Dogen actually discusses this story in Shobogenzo. He sees an unexpected meaning when Dongshan says, "I don't hear your teaching." I interpreted that as Dongshan saying, "Forget about it. I'm not going to pay attention to you." But Dogen, of course, understands it differently. Instead of seeing it as disagreement, he sees it as a profound accord. Here is what Dogen has to say:
When Dongshan says, "I don't hear your teachings," what he means is, "I hear beyond hearing." At this moment Dongshan not only became part of the audience, but he also revealed his towering determination to speak dharma for insentient beings. He not only experienced insentient beings speaking dharma, but he thoroughly took hold of hearing and not hearing insentient beings speak dharma. From there he experienced sentient beings speaking, not speaking, already having spoken, now speaking, and just about to speak dharma. Actually, hearing dharma is not limited to ear sense and ear consciousness. You hear dharma with complete power, complete mind, complete body, and complete way, from before your parents were born, before the empty eon, through the entire future, the unlimited future. You can hear dharma with your body first and your mind last.
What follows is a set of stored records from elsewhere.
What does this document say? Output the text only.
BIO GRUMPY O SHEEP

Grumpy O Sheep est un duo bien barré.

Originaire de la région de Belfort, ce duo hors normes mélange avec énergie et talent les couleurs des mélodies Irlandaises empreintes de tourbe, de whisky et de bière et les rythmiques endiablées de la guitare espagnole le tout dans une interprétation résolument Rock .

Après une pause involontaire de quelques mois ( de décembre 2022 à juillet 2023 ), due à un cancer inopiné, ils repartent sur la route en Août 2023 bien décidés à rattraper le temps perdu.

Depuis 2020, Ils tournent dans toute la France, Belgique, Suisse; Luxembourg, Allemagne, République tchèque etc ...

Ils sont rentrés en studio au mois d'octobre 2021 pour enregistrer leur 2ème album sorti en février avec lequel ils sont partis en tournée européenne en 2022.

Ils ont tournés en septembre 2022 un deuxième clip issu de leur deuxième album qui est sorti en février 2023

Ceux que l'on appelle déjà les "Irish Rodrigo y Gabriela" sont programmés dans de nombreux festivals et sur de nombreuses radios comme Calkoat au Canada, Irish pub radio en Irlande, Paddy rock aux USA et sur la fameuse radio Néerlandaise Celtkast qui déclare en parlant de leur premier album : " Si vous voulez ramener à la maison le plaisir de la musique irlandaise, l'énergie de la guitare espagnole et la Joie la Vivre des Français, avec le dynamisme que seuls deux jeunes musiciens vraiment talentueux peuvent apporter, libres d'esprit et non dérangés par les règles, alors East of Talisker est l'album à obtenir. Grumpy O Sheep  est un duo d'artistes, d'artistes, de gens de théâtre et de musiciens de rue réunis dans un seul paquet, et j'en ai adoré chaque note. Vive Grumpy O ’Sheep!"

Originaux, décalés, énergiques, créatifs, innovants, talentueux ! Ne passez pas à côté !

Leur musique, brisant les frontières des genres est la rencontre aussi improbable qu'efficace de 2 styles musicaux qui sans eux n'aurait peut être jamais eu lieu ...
So teachings don't come from the outside. They don't come from someone else. But they don't come from within either. The teachings are beyond outside and inside. To hear them or not hear them, to understand them or not understand them, is just too limited a scope for us. This will never satisfy our need. And yet, the teachings are with us wherever we go. Your body contains all the teachings. Your ears, your eyes, your nose, your tongue, your mind contain all the teachings. They are you, even though you are not them.
There is a little coda to the story of Dongshan and Yunyan. After the dialogue that I reported, Dongshan goes on his way, and as he leaves Yunyan, he's not entirely satisfied, even though he had a tremendous understanding. He is not entirely satisfied with what he understood. He walks away in an uneasy frame of mind. He comes to a stream, he looks into the stream, and he sees the reflection of his own face in the stream. Seeing his own face reflected, he then realizes further, and he writes another poem:
Looking outside, I lost myself,
And so now I go on alone.
Everywhere I see him.
He is now me, though I am not now him.
This is the way to understand if you want to join with being.
As you know, Dongshan is the founding ancestor of the Soto school of Zen, our way of practice. So this story of Dongshan is a really an important family story. It is important for us to remember it and to discuss it many, many times, and try to appreciate its meaning. Maybe we can see the meaning of this story pervading everything in the way that we practice Zen.